De acuerdo al discurso de algunos afuerinos, cruzar y habitar Valparaíso, hoy por hoy, equivale a invocar una sombra jungiana, realizar un auténtico viaje fáustico, pese a su historia, pese a su tradición. Hay algo en Valpo, una mala fama, un “ánimo visceral”, una cuestión de “chipe libre”, de “vale todo”, que alimenta esa percepción de profundo miedo y desconfianza. ¿Cómo siquiera exponerse, ante la posibilidad de encontrarse al próximo (o la próxima) psicópata en la esquina? 

“Mejor guardarse, mire que por la noche salen las bestias”, recuerdo que dijo una señora de un negocio cerca de donde vivo. Y lo peor es que esas bestias lucen tan humanas como el porteño de a pie. La deshumanización se ha hecho parte del paisaje, o su reverso. Conviene tomar distancia y conservar un poco de luz para la amanecida. El desafío consiste también en atravesar esa pesadilla insomne llamada realidad y llegar entero al otro lado de la acera, para articular una palabra temeraria.

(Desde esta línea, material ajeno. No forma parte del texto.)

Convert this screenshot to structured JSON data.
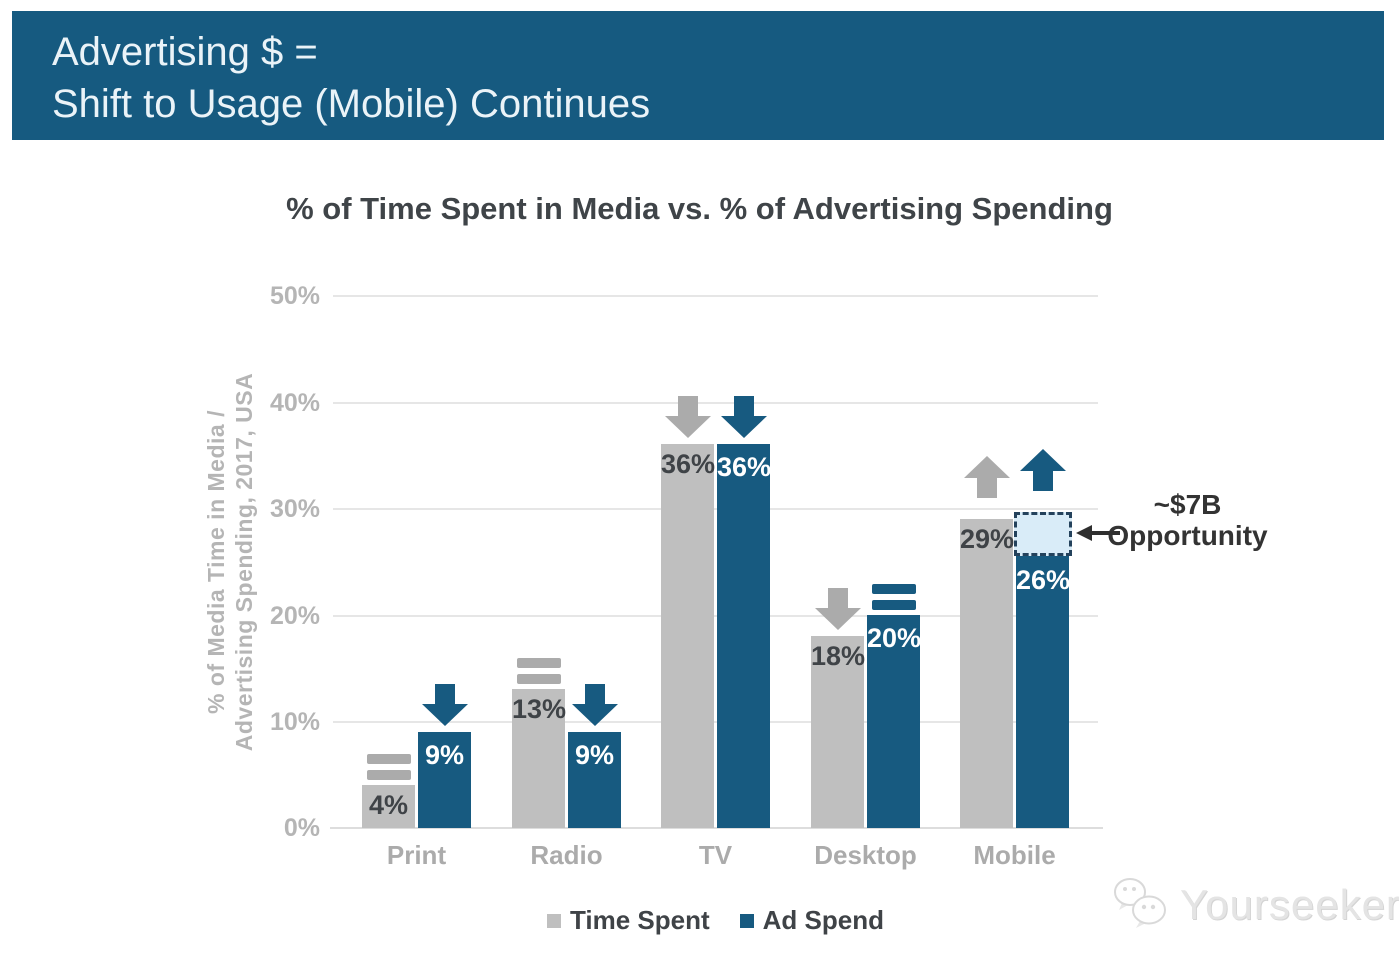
{
  "banner": {
    "line1": "Advertising $ =",
    "line2": "Shift to Usage (Mobile) Continues"
  },
  "chart_data": {
    "type": "bar",
    "title": "% of Time Spent in Media vs. % of Advertising Spending",
    "ylabel_line1": "% of Media Time in Media /",
    "ylabel_line2": "Advertising Spending, 2017, USA",
    "categories": [
      "Print",
      "Radio",
      "TV",
      "Desktop",
      "Mobile"
    ],
    "series": [
      {
        "name": "Time Spent",
        "values": [
          4,
          13,
          36,
          18,
          29
        ],
        "labels": [
          "4%",
          "13%",
          "36%",
          "18%",
          "29%"
        ],
        "trend_indicators": [
          "equals",
          "equals",
          "down",
          "down",
          "up"
        ]
      },
      {
        "name": "Ad Spend",
        "values": [
          9,
          9,
          36,
          20,
          26
        ],
        "labels": [
          "9%",
          "9%",
          "36%",
          "20%",
          "26%"
        ],
        "trend_indicators": [
          "down",
          "down",
          "down",
          "equals",
          "up"
        ]
      }
    ],
    "ylim": [
      0,
      50
    ],
    "yticks": [
      "0%",
      "10%",
      "20%",
      "30%",
      "40%",
      "50%"
    ],
    "grid": true,
    "legend_position": "bottom",
    "annotation": {
      "line1": "~$7B",
      "line2": "Opportunity"
    }
  },
  "watermark": {
    "text": "Yourseeker"
  },
  "colors": {
    "banner_bg": "#165A80",
    "bar_blue": "#175A80",
    "bar_gray": "#BFBFBF",
    "indicator_gray": "#ABABAB",
    "label_dark": "#3F4347",
    "value_label_white": "#FFFFFF",
    "axis_gray": "#B5B5B5",
    "gridline": "#E6E6E6",
    "opportunity_fill": "#D9ECF8",
    "opportunity_border": "#24425C",
    "annotation_dark": "#333333",
    "watermark_gray": "#E4E4E4"
  }
}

viernes, 14 de junio de 2024

Reflexión de hace más de diez años, que vuelve a tener sentido:

Quizá la única forma en que el hombre se olvida a sí mismo: cuando mira al cielo y ve cómo todo cae, cómo la lluvia arrasa con sus problemas y pensamientos más estancos. Frente a la inclemencia del tiempo, su existencia parece una pura anécdota. Todos sus asuntos se asemejan a gotas dentro de un océano, siendo el origen y el fin, por ejemplo, en los antiguos que celebraban el crecimiento del jardín, en los militares que, contra todo pronóstico, marchaban en honor de la patria, y en los románticos que lamentaban la pérdida de un amor irrenunciable.
Sé que he comenzado a vivir porque he visto caer la lluvia sobre mi cabeza. Sé que he comenzado a morir porque la he visto inundando la ciudad. También la voluntad invita a pasar por el oasis de la ficción para beber un poco de agua, sigue por el desierto de su realidad y, a medida que tiene sed, va encontrando más preguntas en el camino. Por eso, no hay causa visible para ninguna acción, solo brota como el pasto, cuando la sentimos venir. El agua cae, sigue un proceso, pero es arrojada, sin sobresaltos. Se trata acaso de una indeterminación sin límites, que crece sin por qué, y que inquieta en su incógnita.
Del otro lado del mundo, tampoco deja de llover. Quizá esa lluvia sea otra sin razón. Se arrojó simplemente en el momento en que buscaba ser explicada. Entonces, ese arrojo no ofrece garantía. La lluvia dejará de caer, pero algo en nosotros seguirá lloviendo. Que no deje de llover, y así me preparo para salir a la calle, como quien busca una moneda perdida en el fondo de una poza.